What's a handshake worth in Canberra?
An extended game of cat and mouse begins in Canberra today. Tony Abbott is the cat.
The leader of the opposition yesterday told both Labor and a meeting of Coalition MPs that his hard-line stance on the pairing of the Speaker would extend to all pairings – effectively confining Labor MPs to within sprinting distance of the House of Representatives during sitting days.
Any requests for a pairings would be tightly scrutinised, including those from Prime Minister Gillard – who by parliamentary tradition would have expected to be afforded a pair automatically. This will severely restrict her ability to travel. The Australian reports that on Abbott's watch, Gillard cannot expect to be excused from voting "unless she could demonstrate her proposed trips or meetings were in the national interest".
While this makes life difficult for Gillard, with some tricky rescheduling it will not prevent her travelling interstate or overseas outside the 20 sitting weeks each year.
Nor should it stop key ministers travelling – but Abbott has effectively said that he'll decide when it's appropriate.
The newly named chief government whip, former Defence Minister Joel Fitzgibbon, responded to Abbott's tough stance by telling the ABC: "I simply expect the opposition to be reasonable - surely they will agree that overseas travel on the part of the Trade Minister, the Foreign Minister, the Defence Minister, are crucial to the nation's interests and therefore will cooperate on those issues."

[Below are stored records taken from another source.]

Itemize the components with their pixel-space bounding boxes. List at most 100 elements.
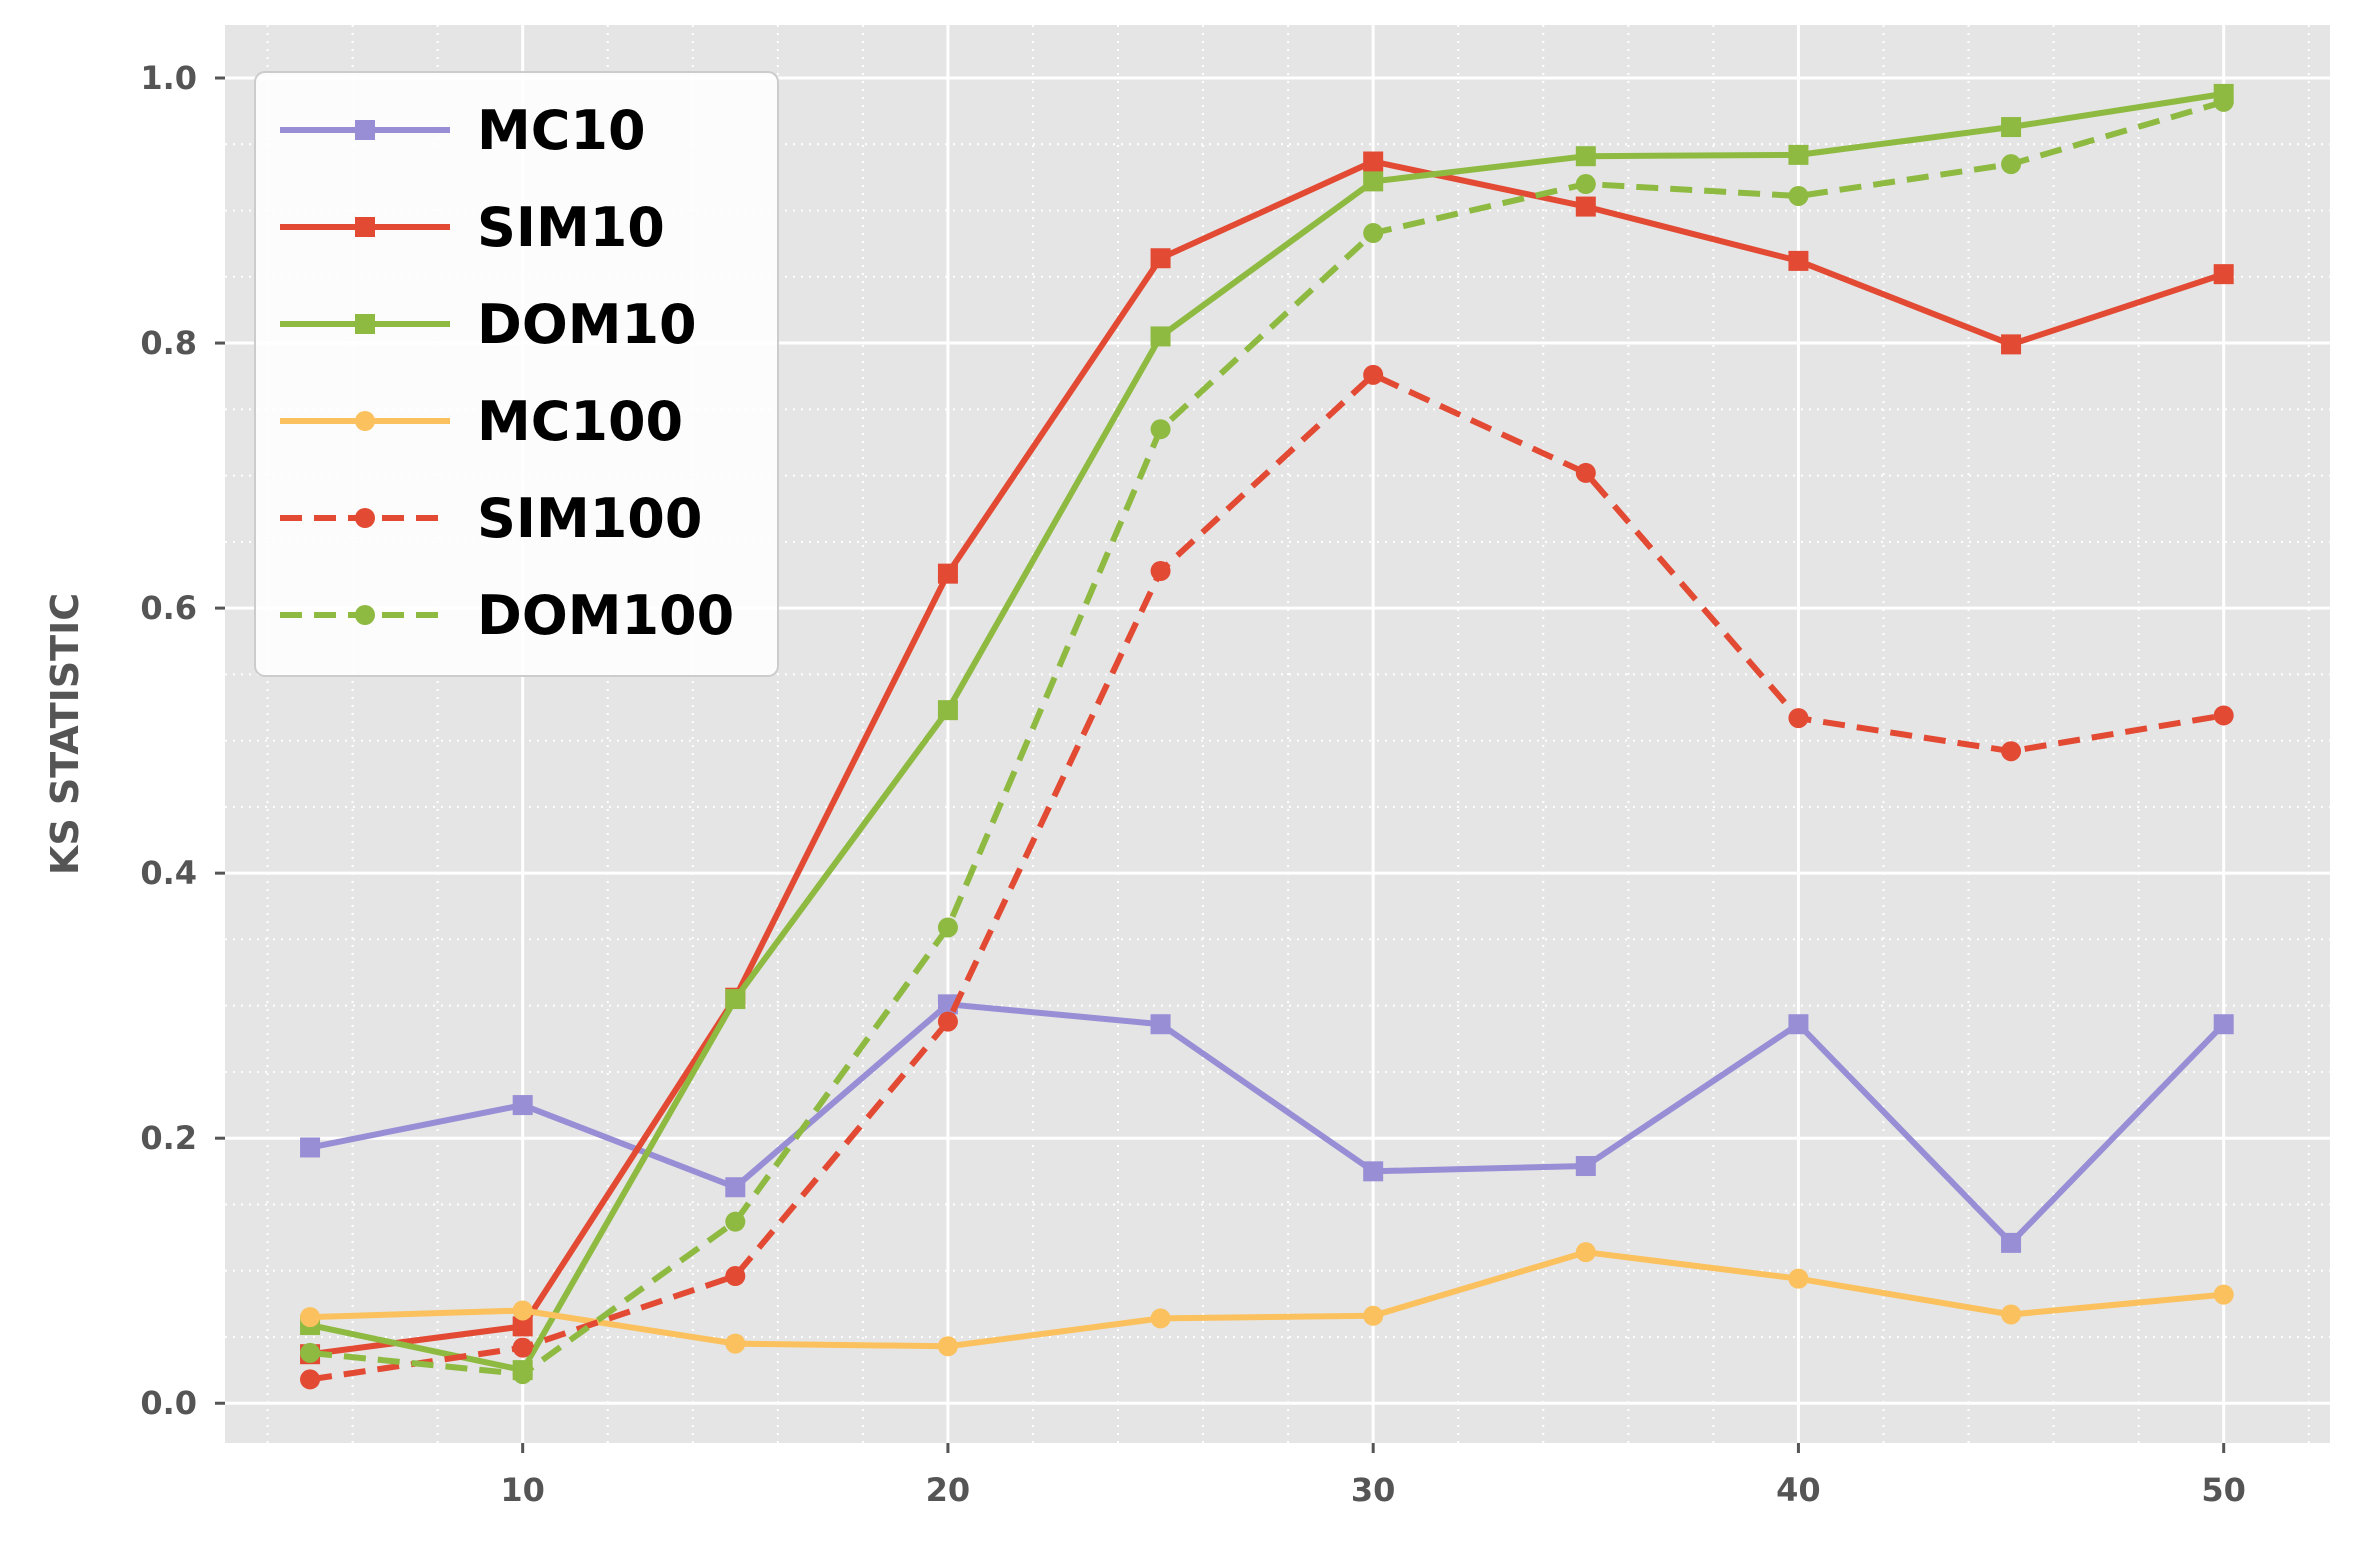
- data-point: [1363, 1161, 1384, 1182]
- y-tick-label: 0.2: [140, 1119, 197, 1157]
- data-point: [1363, 171, 1384, 192]
- data-point: [725, 989, 746, 1010]
- data-point: [1788, 1014, 1809, 1035]
- legend-swatch-marker: [355, 508, 375, 528]
- data-point: [725, 1333, 746, 1354]
- data-point: [512, 1316, 533, 1337]
- data-point: [512, 1364, 533, 1385]
- data-point: [2001, 741, 2022, 762]
- data-point: [1363, 1305, 1384, 1326]
- data-point: [937, 917, 958, 938]
- legend-item-sim10: SIM10: [280, 196, 665, 259]
- series-mc100: [300, 1242, 2234, 1357]
- data-point: [2213, 705, 2234, 726]
- data-point: [300, 1369, 321, 1390]
- data-point: [1575, 174, 1596, 195]
- legend-label: DOM10: [477, 293, 697, 356]
- data-point: [1363, 151, 1384, 172]
- data-point: [1363, 364, 1384, 385]
- series-dom100: [300, 91, 2234, 1385]
- legend-label: DOM100: [477, 584, 734, 647]
- data-point: [2001, 1232, 2022, 1253]
- data-point: [1575, 196, 1596, 217]
- data-point: [937, 700, 958, 721]
- legend-label: SIM100: [477, 487, 702, 550]
- legend-item-mc10: MC10: [280, 99, 646, 162]
- data-point: [300, 1342, 321, 1363]
- data-point: [937, 1336, 958, 1357]
- data-point: [1788, 1268, 1809, 1289]
- data-point: [1150, 248, 1171, 269]
- data-point: [1788, 185, 1809, 206]
- y-tick-label: 0.8: [140, 324, 197, 362]
- series-line-sim10: [309, 158, 2225, 1358]
- legend-label: SIM10: [477, 196, 665, 259]
- data-point: [2213, 264, 2234, 285]
- data-point: [1575, 146, 1596, 167]
- series-line-dom10: [309, 90, 2225, 1374]
- legend-label: MC10: [477, 99, 646, 162]
- data-point: [1575, 462, 1596, 483]
- x-axis-ticks: 10 20 30 40 50: [500, 1443, 2246, 1509]
- legend-swatch-marker: [355, 120, 375, 140]
- data-point: [1150, 1308, 1171, 1329]
- legend-item-dom10: DOM10: [280, 293, 697, 356]
- series-line-mc100: [310, 1249, 2224, 1350]
- data-point: [1788, 144, 1809, 165]
- data-point: [1363, 223, 1384, 244]
- legend-label: MC100: [477, 390, 683, 453]
- series-line-mc10: [309, 1001, 2226, 1246]
- series-sim100: [300, 364, 2234, 1390]
- data-point: [725, 1266, 746, 1287]
- x-tick-label: 40: [1776, 1471, 1821, 1509]
- data-point: [1150, 326, 1171, 347]
- data-point: [1788, 708, 1809, 729]
- data-point: [937, 563, 958, 584]
- y-axis-label: KS STATISTIC: [43, 593, 87, 875]
- legend-item-sim100: SIM100: [280, 487, 702, 550]
- data-point: [1150, 1014, 1171, 1035]
- data-point: [725, 1177, 746, 1198]
- y-tick-label: 0.4: [140, 854, 197, 892]
- y-tick-label: 0.0: [140, 1384, 197, 1422]
- x-tick-label: 20: [926, 1471, 971, 1509]
- legend-item-mc100: MC100: [280, 390, 683, 453]
- y-axis-ticks: 0.0 0.2 0.4 0.6 0.8 1.0: [140, 59, 225, 1422]
- data-point: [1150, 419, 1171, 440]
- y-tick-label: 0.6: [140, 589, 197, 627]
- x-tick-label: 30: [1351, 1471, 1396, 1509]
- data-point: [512, 1300, 533, 1321]
- data-point: [2001, 334, 2022, 355]
- legend-swatch-marker: [355, 605, 375, 625]
- series-line-dom100: [309, 99, 2225, 1378]
- data-point: [300, 1307, 321, 1328]
- data-point: [1575, 1156, 1596, 1177]
- legend-swatch-marker: [355, 411, 375, 431]
- data-point: [2001, 154, 2022, 175]
- data-point: [725, 1211, 746, 1232]
- data-point: [2001, 1304, 2022, 1325]
- legend: MC10 SIM10 DOM10 MC100 SIM100 DOM100: [254, 71, 779, 677]
- data-point: [1788, 250, 1809, 271]
- y-tick-label: 1.0: [140, 59, 197, 97]
- data-point: [512, 1095, 533, 1116]
- data-point: [2213, 1014, 2234, 1035]
- data-point: [512, 1337, 533, 1358]
- data-point: [2213, 1284, 2234, 1305]
- data-point: [1150, 560, 1171, 581]
- x-tick-label: 50: [2201, 1471, 2246, 1509]
- series-layer: [300, 83, 2234, 1390]
- legend-swatch-marker: [355, 314, 375, 334]
- data-point: [1575, 1242, 1596, 1263]
- data-point: [937, 1011, 958, 1032]
- legend-box: [254, 71, 779, 677]
- data-point: [2213, 91, 2234, 112]
- x-tick-label: 10: [500, 1471, 545, 1509]
- legend-swatch-marker: [355, 217, 375, 237]
- data-point: [300, 1137, 321, 1158]
- legend-item-dom100: DOM100: [280, 584, 734, 647]
- data-point: [2001, 117, 2022, 138]
- series-line-sim100: [309, 371, 2225, 1383]
- series-mc10: [300, 994, 2234, 1253]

All rather annoying for team Gillard, but not unworkable. The real game of cat and mouse will be played out by the two chief whips. The chief opposition whip, member for Leichhardt Warren Entsch, has already said pairs would be offered "in situations like pregnancy, genuine illness, bereavement or family issues", according to the Sunday Age.
That's big of them. Tanya Plibersek upset Entsch last week by saying that while she'll be granted leave to give birth, she was "anxious" that other women might not find it so easy. Entsch hit back saying she was "using her pregnancy to drive a political point".
All of which shows how uncompromising this session of Parliament will be. However, even where pairs are granted, Fitzgibbon will need to be on guard, as an extraordinary historical precedent from his own side of politics demonstrates.
Way back in 1970, the coalition government of John Gorton was showing signs of self-destructing. The Gough Whitlam-led opposition had reduced the government's majority at the October 1969 poll from 39 seats to just seven. To paraphrase Whitlam, the opposition must have thought "it's almost time".
Gorton has a considerable number of enemies within his own ranks, who ultimately put his leadership to the vote and replaced him with Billy McMahon.
However, in early 1970, with Gorton still PM, Whitlam smelled blood in the water when a handful of coalition MPs decided to cross the floor over after a heated debate on the Seas and Submerged Lands Act, in which state and Commonwealth rights were colliding over offshore oil and gas exploration.
When the Labor party saw the government thus divided against itself, recalls former Whitlam and Hawke era minister Barry Cohen, "all pairings were off".
Labor broke its agreements and rushed as many members – including supposedly paired members – to the House.
Cohen recalls that they would have defeated that controversial bill and started the disintegration of the government there and then, had members of the Labor opposition not wasted so many hours speaking passionately on the bill, giving Gorton enough time to hurry enough bodies in from out of town to win the vote.
Could this happen again? Forty years on, Tony Abbott's tooth-and-nail approach to destabilising the lower house suggests it could. The handshake deals Joel Fitzgibbon and Warren Entsch enter into could well, in the heat of battle, be forgotten as Cat Abbott feeds on Labor mice.